Picture it - Mother's Day. After church my adoring family had announced that they were going to take me out to the restaurant of my choice to celebrate my role as matriarch of our little clan, since that's what tradition (and Hallmark) require on this made-up May holiday. A few minutes later we were perched on greasy seats at a wobbly table in a local fast food joint. (Yes, that's what I chose. Partly because I love their burgers so very, very much, and partly because the faster we ate our food, the sooner I would be able to go home for a much-anticipated Mother's Day nap. Don't judge me.)
Anyway... the sun was streaming through the window. My children were grinning in my direction (they liked that I chose the fast food place too.) My husband was staring intently at me. I was just thinking how lucky I was to have a healthy, happy family, and a man who still found me beautiful after so many years of marriage, when he leaned forward, brushed my cheek softly, wrinkled his brow, and said, "Is that a hair?" I paused, french fry in midair.
"Is what a hair?"
"That." He pointed. "That thing. On your mole."
Oy. Now those are words you don't ever, ever want to come out of anyone's mouth about you. Especially not your husband's. Especially not on Mother's Day. Especially not in public. My greasy hand instinctively went to my face. (Which, in hindsight, wasn't such a smart thing. Who wants a pimple on top of a hairy mole, after all?)
"I think it is. I think there are two, actually." He said, with great interest.
"Nu - uh!" I gasped in horror, and excused myself to rush to the bathroom.
In the ladies' room, I locked the door and peered into the mirror. He was right. Though the hairs were blonde (thank goodness!), they were there, nonetheless - long, mocking, and a reminder of the fact that I was getting older. I think all women eventually come to the place of thinking they've either turned into hideous old crones, or (even worse) their own mothers. That's how I felt. I plucked the hairs, washed my hands (because touching mole hairs is gross, you know), and returned to the table. My husband grinned, and inspected my face closely.
"You got 'em, eh? Nice job!" He offered an upheld hand for a high-five.
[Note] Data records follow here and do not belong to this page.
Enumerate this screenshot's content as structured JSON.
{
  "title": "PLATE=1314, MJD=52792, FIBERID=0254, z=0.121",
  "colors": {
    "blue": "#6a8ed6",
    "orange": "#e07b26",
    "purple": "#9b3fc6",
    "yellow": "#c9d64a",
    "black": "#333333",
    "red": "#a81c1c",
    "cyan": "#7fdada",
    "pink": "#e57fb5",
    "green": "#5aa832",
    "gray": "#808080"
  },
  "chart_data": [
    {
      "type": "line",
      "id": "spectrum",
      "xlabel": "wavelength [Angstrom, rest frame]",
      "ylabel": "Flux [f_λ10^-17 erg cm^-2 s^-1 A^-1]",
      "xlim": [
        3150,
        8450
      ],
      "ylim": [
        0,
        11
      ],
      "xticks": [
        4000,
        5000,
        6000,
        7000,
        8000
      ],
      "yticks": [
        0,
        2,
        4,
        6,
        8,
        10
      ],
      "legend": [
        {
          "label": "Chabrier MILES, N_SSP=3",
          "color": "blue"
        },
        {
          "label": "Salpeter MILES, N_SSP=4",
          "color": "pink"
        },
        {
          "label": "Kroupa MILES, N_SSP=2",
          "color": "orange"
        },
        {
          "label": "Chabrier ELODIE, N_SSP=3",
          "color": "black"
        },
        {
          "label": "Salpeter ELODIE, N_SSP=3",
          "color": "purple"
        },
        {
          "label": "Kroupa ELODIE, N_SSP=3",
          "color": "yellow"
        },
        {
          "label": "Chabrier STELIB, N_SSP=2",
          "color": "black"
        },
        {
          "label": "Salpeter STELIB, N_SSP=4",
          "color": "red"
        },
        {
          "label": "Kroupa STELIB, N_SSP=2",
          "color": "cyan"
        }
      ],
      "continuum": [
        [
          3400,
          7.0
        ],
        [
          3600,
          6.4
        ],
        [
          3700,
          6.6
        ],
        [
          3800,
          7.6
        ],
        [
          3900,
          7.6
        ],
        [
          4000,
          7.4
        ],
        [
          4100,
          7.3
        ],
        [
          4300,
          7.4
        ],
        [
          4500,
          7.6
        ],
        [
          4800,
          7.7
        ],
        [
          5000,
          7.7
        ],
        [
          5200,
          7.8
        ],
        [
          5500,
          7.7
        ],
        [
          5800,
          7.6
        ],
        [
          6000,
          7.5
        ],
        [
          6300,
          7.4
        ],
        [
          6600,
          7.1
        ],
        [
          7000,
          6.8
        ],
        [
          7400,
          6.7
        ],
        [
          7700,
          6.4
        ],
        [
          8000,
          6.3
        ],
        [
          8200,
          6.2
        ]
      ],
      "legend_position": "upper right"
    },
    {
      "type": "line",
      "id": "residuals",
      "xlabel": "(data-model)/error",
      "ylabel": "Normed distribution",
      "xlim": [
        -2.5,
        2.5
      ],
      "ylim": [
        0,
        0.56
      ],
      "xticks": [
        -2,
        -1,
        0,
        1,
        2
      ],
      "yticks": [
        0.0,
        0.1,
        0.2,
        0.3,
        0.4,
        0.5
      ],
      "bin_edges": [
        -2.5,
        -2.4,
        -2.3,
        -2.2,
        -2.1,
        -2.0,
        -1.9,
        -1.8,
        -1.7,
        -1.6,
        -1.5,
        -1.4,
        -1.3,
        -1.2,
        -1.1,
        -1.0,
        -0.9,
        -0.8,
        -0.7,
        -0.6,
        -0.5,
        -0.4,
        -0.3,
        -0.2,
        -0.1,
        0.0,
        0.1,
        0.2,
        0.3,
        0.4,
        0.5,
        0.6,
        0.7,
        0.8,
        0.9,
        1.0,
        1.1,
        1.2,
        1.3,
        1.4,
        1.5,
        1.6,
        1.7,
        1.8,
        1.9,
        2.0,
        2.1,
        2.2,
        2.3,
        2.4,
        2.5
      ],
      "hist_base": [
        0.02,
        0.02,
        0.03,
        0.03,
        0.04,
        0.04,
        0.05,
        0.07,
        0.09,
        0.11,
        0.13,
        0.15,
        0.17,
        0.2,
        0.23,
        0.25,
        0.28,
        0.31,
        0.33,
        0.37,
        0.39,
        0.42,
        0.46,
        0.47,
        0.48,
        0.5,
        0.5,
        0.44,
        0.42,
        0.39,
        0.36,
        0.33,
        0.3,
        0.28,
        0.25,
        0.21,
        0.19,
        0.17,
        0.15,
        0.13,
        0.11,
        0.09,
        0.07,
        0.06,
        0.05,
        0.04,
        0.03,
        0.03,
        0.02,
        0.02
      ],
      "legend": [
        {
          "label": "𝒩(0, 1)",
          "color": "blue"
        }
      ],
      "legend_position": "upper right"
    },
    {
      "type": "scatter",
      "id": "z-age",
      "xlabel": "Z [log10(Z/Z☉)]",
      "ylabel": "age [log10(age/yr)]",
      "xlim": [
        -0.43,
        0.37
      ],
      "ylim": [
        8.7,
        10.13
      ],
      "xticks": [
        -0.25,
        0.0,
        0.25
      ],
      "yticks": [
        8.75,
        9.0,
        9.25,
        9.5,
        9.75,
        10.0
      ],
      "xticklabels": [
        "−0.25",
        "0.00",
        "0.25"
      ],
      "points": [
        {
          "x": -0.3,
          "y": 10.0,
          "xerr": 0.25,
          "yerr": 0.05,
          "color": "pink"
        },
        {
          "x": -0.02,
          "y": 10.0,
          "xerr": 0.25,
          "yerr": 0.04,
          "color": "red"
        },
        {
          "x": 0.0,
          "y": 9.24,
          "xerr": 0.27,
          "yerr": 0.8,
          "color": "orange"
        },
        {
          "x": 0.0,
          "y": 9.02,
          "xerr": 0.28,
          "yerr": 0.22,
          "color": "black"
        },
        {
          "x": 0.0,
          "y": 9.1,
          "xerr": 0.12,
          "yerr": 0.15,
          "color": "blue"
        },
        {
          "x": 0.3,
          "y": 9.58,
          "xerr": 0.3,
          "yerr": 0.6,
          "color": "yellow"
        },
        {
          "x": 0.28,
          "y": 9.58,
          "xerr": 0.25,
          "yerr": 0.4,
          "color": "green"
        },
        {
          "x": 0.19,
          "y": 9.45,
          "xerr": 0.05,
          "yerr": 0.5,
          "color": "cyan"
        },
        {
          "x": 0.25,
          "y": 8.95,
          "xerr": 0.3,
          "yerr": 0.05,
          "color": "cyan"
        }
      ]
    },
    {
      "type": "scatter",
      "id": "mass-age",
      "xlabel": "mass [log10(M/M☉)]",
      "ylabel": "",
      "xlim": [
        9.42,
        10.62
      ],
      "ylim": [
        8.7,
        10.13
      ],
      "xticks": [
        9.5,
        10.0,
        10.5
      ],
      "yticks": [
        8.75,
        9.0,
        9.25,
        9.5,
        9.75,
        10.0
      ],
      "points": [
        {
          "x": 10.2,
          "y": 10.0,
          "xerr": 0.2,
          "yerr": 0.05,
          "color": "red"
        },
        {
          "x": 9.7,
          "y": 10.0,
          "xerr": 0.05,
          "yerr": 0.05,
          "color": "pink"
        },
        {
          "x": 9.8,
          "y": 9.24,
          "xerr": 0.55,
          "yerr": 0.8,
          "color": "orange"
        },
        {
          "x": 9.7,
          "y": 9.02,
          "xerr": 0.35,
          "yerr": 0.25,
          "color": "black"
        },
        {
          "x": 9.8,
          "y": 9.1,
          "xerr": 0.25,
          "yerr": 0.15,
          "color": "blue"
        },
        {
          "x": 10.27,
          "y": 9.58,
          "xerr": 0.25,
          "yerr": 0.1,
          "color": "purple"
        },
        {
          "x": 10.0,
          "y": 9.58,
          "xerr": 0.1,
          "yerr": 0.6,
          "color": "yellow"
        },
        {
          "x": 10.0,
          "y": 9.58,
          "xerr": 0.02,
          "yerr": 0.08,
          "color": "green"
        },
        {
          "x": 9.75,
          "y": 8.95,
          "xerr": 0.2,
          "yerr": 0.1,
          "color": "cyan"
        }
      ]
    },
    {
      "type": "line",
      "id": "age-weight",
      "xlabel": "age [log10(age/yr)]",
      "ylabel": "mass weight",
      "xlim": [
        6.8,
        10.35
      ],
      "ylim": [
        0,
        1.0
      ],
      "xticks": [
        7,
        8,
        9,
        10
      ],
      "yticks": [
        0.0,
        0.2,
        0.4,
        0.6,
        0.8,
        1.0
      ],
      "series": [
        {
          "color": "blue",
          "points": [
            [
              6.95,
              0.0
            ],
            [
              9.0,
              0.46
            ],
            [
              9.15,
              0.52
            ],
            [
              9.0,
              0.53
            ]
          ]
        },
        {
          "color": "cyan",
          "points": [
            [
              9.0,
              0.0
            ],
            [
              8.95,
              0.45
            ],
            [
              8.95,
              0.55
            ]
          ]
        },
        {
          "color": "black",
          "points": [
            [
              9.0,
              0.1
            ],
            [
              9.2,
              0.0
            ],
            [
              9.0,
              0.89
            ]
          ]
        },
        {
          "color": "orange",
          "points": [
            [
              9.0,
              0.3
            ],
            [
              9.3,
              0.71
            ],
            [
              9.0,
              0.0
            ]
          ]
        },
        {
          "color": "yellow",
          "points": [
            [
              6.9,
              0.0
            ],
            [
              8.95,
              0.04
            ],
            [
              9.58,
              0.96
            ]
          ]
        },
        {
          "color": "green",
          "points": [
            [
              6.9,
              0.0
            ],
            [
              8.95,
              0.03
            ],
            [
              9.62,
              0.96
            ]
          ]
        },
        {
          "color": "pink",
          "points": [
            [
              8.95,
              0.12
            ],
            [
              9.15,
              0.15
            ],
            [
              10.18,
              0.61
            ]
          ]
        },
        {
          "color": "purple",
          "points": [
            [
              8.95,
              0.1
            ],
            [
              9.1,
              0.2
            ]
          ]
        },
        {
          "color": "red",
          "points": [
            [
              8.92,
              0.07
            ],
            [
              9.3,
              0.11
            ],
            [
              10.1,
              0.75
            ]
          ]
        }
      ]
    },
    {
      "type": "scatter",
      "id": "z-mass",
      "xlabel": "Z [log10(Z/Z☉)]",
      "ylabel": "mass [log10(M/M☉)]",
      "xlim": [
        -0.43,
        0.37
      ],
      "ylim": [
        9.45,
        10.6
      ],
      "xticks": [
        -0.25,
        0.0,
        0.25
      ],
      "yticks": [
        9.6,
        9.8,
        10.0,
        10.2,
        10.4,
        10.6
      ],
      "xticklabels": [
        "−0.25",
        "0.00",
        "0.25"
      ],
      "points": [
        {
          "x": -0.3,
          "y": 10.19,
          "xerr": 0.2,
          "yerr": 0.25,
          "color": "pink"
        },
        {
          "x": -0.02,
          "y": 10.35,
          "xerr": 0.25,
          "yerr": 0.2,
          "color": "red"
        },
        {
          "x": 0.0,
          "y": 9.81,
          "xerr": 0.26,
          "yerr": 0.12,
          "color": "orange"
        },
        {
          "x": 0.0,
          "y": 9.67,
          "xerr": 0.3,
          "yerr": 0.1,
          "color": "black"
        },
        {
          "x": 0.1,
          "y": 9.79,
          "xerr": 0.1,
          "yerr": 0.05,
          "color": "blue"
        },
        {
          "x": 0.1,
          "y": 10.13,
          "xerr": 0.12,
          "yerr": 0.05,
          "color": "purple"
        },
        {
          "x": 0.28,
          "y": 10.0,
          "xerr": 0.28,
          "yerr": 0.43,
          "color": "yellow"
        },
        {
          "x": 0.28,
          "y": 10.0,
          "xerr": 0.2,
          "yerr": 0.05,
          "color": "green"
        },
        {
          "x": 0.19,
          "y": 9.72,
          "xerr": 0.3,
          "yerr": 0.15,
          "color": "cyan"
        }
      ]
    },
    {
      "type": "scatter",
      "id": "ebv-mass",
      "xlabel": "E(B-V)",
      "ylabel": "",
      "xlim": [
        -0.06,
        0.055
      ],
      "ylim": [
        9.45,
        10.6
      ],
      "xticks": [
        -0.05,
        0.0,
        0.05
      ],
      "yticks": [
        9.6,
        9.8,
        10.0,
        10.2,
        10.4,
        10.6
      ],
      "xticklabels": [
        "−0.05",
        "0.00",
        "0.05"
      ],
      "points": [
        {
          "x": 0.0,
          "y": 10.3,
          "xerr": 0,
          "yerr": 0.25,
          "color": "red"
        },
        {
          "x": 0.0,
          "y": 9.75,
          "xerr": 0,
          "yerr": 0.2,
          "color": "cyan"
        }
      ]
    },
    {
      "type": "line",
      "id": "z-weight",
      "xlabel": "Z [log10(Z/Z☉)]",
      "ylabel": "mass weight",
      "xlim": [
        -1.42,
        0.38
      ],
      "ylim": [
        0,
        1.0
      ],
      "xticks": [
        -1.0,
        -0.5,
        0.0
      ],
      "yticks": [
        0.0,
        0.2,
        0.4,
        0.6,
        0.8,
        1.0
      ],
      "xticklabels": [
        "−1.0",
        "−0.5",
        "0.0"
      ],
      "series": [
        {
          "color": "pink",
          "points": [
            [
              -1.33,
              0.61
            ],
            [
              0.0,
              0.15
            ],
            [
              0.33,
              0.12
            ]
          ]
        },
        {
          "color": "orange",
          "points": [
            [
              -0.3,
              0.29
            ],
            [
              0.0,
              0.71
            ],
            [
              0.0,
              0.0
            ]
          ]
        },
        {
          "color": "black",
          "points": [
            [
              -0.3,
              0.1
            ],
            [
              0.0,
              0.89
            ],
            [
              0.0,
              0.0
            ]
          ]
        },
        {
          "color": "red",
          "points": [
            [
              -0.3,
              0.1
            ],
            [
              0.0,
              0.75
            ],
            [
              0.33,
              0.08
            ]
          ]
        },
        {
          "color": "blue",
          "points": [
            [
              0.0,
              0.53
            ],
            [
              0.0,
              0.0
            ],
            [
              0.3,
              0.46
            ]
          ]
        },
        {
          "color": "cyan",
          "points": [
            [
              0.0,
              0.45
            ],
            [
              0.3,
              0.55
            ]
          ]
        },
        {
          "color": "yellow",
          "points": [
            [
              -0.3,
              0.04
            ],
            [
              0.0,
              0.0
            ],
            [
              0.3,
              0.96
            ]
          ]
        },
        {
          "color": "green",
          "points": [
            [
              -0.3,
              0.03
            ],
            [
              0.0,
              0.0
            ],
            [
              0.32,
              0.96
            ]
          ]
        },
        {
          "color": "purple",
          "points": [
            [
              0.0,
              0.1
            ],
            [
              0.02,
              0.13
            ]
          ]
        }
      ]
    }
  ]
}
I figured that since I had officially turned into a witch, I would be able to vaporize him on the spot with one glare from my wizened, cloudy eye. After all, though he hadn't technically caused my facial follicles to explode, he had been the one who noticed them doing so. Same difference, right? When I realized that my pouty stare hadn't worked, I couldn't help but grin back at him, though, and return the high-five - an action typically reserved for victors in sporting events or for moments of great triumph or importance. In retrospect, I realized that it was the perfect gesture.
For one thing, life is a great race. The most we can do is endeavor to run our race well, to the very end, until we cross the finish line and share the fullness of the victory of Christ. The mole hairs and other unpleasantries we get along the way are simply indicators of the mile markers passing by. High five - you're still running your race! And, the fact that I have someone to share my life with - even the unpleasant bits - who loves me through thick and thin is a great triumph in and of itself. High five - there are people in your life who will run your race with you, from the highest highs, to the lowest lows, even if you turn into a troll. That's pretty sweet stuff indeed.
Since then, I've discovered a few more signs of age, and I'm sure that trend will continue. But, it's all good. Every hair, sag, and wrinkle I come across is another reminder of the fact that I'm still here, and still going strong. Life may not always be pretty, but it certainly is something to celebrate. I'm getting older. But, I'm in good company. You're getting older too. Can I get a high five for that?